I'm using Gentoo on this particular server and here are the three steps
I needed to perform to install Daemontools:
# emerge daemontools
# rc-update add svscan default
# /etc/init.d/svscan start
Daemontools creates a directory /service -- in here you create one
directory for each service you want monitored. In this case it is only the
Django web application.
However, once svscan (the daemontools daemon) sees a directory below
/service it tries to supervise it, so we will create the web
application service directory somewhere else and then create a symbolic
link to the appropriate location. In the examples below this link is
named webapp.
The svscan daemon tries to execute a file named run in each
subdirectory of /service, so we will create a simple shell-script that
invokes our FastCGI process
# mkdir ~/service
<create the file ~/service/run>
The only two file that you need to create is given below. The script, run, sets the PYTHONPATH environment variable and the executes manage.py runfcgi. Notice that it calls exec so that it executes in the current process instead of forking a new one. It also calls setuidgid as a security measure so that the webapp process executes as a non-privileged user.
This is ~/service/run:
#!/bin/sh
export PYTHONPATH=$HOME/extra/python/path
export WEBAPP=$HOME/path/to/webapp
exec setuidgid username $HOME/$WEBAPP/manage.py runfcgi daemonize=false host=localhost port=4040
The important part of this script is daemonize=false. If you don't
specify this the Python process will return immediatly. Daemontools will
recognize that the process it started has died and of course restart it.

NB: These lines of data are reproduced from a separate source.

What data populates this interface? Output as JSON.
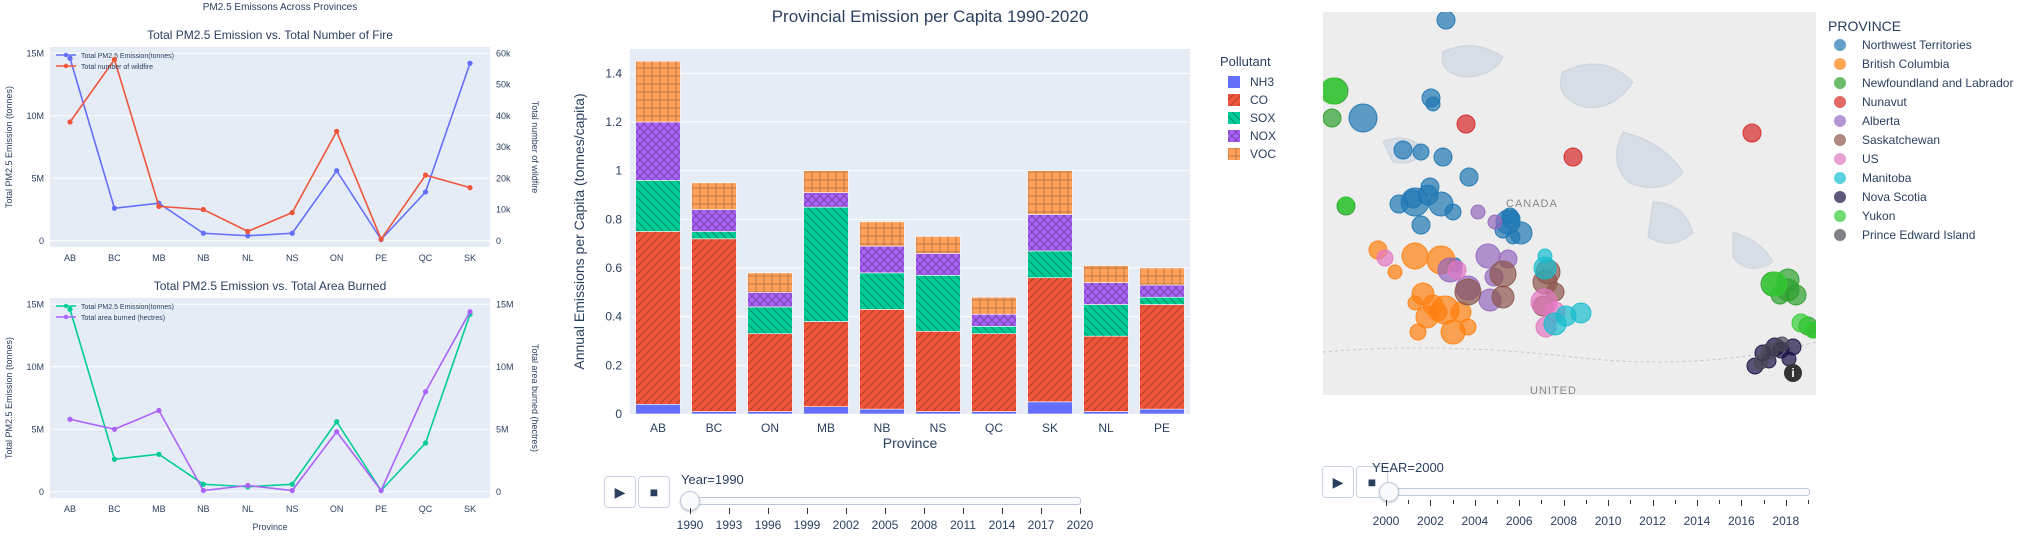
{
  "colors": {
    "plot_bg": "#e5ecf6",
    "blue": "#636efa",
    "red": "#ef553b",
    "teal": "#00cc96",
    "purple": "#ab63fa",
    "orange": "#ffa15a",
    "text": "#2a3f5f"
  },
  "left": {
    "suptitle": "PM2.5 Emissons Across Provinces",
    "top": {
      "title": "Total PM2.5 Emission vs. Total Number of Fire",
      "ylabel": "Total PM2.5 Emission (tonnes)",
      "y2label": "Total number of wildfire",
      "legend": [
        "Total PM2.5 Emission(tonnes)",
        "Total number of wildfire"
      ]
    },
    "bottom": {
      "title": "Total PM2.5 Emission vs. Total Area Burned",
      "ylabel": "Total PM2.5 Emission (tonnes)",
      "y2label": "Total area burned (hectres)",
      "xlabel": "Province",
      "legend": [
        "Total PM2.5 Emission(tonnes)",
        "Total area burned (hectres)"
      ]
    }
  },
  "middle": {
    "title": "Provincial Emission per Capita 1990-2020",
    "ylabel": "Annual Emissions per Capita (tonnes/capita)",
    "xlabel": "Province",
    "legend_title": "Pollutant",
    "slider_label": "Year=1990",
    "slider_ticks": [
      "1990",
      "1993",
      "1996",
      "1999",
      "2002",
      "2005",
      "2008",
      "2011",
      "2014",
      "2017",
      "2020"
    ]
  },
  "right": {
    "legend_title": "PROVINCE",
    "map_label_canada": "CANADA",
    "map_label_united": "UNITED",
    "slider_label": "YEAR=2000",
    "slider_ticks": [
      "2000",
      "2002",
      "2004",
      "2006",
      "2008",
      "2010",
      "2012",
      "2014",
      "2016",
      "2018"
    ],
    "provinces": [
      {
        "name": "Northwest Territories",
        "color": "#1f77b4"
      },
      {
        "name": "British Columbia",
        "color": "#ff7f0e"
      },
      {
        "name": "Newfoundland and Labrador",
        "color": "#2ca02c"
      },
      {
        "name": "Nunavut",
        "color": "#d62728"
      },
      {
        "name": "Alberta",
        "color": "#9467bd"
      },
      {
        "name": "Saskatchewan",
        "color": "#8c564b"
      },
      {
        "name": "US",
        "color": "#e377c2"
      },
      {
        "name": "Manitoba",
        "color": "#17becf"
      },
      {
        "name": "Nova Scotia",
        "color": "#1a1145"
      },
      {
        "name": "Yukon",
        "color": "#32cd32"
      },
      {
        "name": "Prince Edward Island",
        "color": "#4a4a55"
      }
    ]
  },
  "chart_data": [
    {
      "type": "line",
      "title": "Total PM2.5 Emission vs. Total Number of Fire",
      "categories": [
        "AB",
        "BC",
        "MB",
        "NB",
        "NL",
        "NS",
        "ON",
        "PE",
        "QC",
        "SK"
      ],
      "ylabel": "Total PM2.5 Emission (tonnes)",
      "y2label": "Total number of wildfire",
      "ylim": [
        -0.5,
        15.5
      ],
      "y_ticks": [
        "0",
        "5M",
        "10M",
        "15M"
      ],
      "y2lim": [
        -2,
        62
      ],
      "y2_ticks": [
        "0",
        "10k",
        "20k",
        "30k",
        "40k",
        "50k",
        "60k"
      ],
      "series": [
        {
          "name": "Total PM2.5 Emission(tonnes)",
          "axis": "y",
          "color": "#636efa",
          "values": [
            14.6,
            2.6,
            3.0,
            0.6,
            0.4,
            0.6,
            5.6,
            0.1,
            3.9,
            14.2
          ]
        },
        {
          "name": "Total number of wildfire",
          "axis": "y2",
          "color": "#ef553b",
          "values": [
            38,
            58,
            11,
            10,
            3,
            9,
            35,
            0.5,
            21,
            17
          ]
        }
      ]
    },
    {
      "type": "line",
      "title": "Total PM2.5 Emission vs. Total Area Burned",
      "categories": [
        "AB",
        "BC",
        "MB",
        "NB",
        "NL",
        "NS",
        "ON",
        "PE",
        "QC",
        "SK"
      ],
      "xlabel": "Province",
      "ylabel": "Total PM2.5 Emission (tonnes)",
      "y2label": "Total area burned (hectres)",
      "ylim": [
        -0.5,
        15.5
      ],
      "y_ticks": [
        "0",
        "5M",
        "10M",
        "15M"
      ],
      "y2lim": [
        -0.5,
        15.5
      ],
      "y2_ticks": [
        "0",
        "5M",
        "10M",
        "15M"
      ],
      "series": [
        {
          "name": "Total PM2.5 Emission(tonnes)",
          "axis": "y",
          "color": "#00cc96",
          "values": [
            14.6,
            2.6,
            3.0,
            0.6,
            0.4,
            0.6,
            5.6,
            0.1,
            3.9,
            14.2
          ]
        },
        {
          "name": "Total area burned (hectres)",
          "axis": "y2",
          "color": "#ab63fa",
          "values": [
            5.8,
            5.0,
            6.5,
            0.1,
            0.5,
            0.1,
            4.8,
            0.1,
            8.0,
            14.4
          ]
        }
      ]
    },
    {
      "type": "bar",
      "title": "Provincial Emission per Capita 1990-2020",
      "categories": [
        "AB",
        "BC",
        "ON",
        "MB",
        "NB",
        "NS",
        "QC",
        "SK",
        "NL",
        "PE"
      ],
      "xlabel": "Province",
      "ylabel": "Annual Emissions per Capita (tonnes/capita)",
      "ylim": [
        0,
        1.5
      ],
      "y_ticks": [
        0,
        0.2,
        0.4,
        0.6,
        0.8,
        1,
        1.2,
        1.4
      ],
      "stacked": true,
      "series": [
        {
          "name": "NH3",
          "color": "#636efa",
          "values": [
            0.04,
            0.01,
            0.01,
            0.03,
            0.02,
            0.01,
            0.01,
            0.05,
            0.01,
            0.02
          ]
        },
        {
          "name": "CO",
          "color": "#ef553b",
          "values": [
            0.71,
            0.71,
            0.32,
            0.35,
            0.41,
            0.33,
            0.32,
            0.51,
            0.31,
            0.43
          ]
        },
        {
          "name": "SOX",
          "color": "#00cc96",
          "values": [
            0.21,
            0.03,
            0.11,
            0.47,
            0.15,
            0.23,
            0.03,
            0.11,
            0.13,
            0.03
          ]
        },
        {
          "name": "NOX",
          "color": "#ab63fa",
          "values": [
            0.24,
            0.09,
            0.06,
            0.06,
            0.11,
            0.09,
            0.05,
            0.15,
            0.09,
            0.05
          ]
        },
        {
          "name": "VOC",
          "color": "#ffa15a",
          "values": [
            0.25,
            0.11,
            0.08,
            0.09,
            0.1,
            0.07,
            0.07,
            0.18,
            0.07,
            0.07
          ]
        }
      ]
    }
  ]
}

Now we create a symbolic link in /service that points to ~/service,
I named it webapp. As soon as Daemontools sees this link, it should
happen immediately, it runs the run script. We can use the svstat
utility to monitor the process' uptime:
# ln -s ~/service /service/webapp
# svstat /service/*
/service/webapp: up (pid 12078) 5 seconds
If manage.py dies it will restart automatically within a second!
Whenever we want to restart the FastCGI process we simply kill it:
# kill 12078
<process is restarted by svnscan>
You do this every time you update your code.
We give manage.py a host name and port number. These values should
match whatever your webserver expects. Since I'm using lighttpd to power
RSSEpisodes I have something like this in my lighttpd.conf:
fastcgi.server = (
"/django.fcgi" =>
((
"host" => "127.0.0.1",
"port" => 3333,
"check-local" => "disable",
))
)
alias.url += (
"/media/" => "/path/to/django/contrib/admin/media/",
)
url.rewrite-once = (
"^(/media.*)$" => "$1",
"^(/.*)$" => "/django.fcgi$1",
)
That was all. Now that my Django process is securly monitored I can
investigate what caused the downtime in the first place.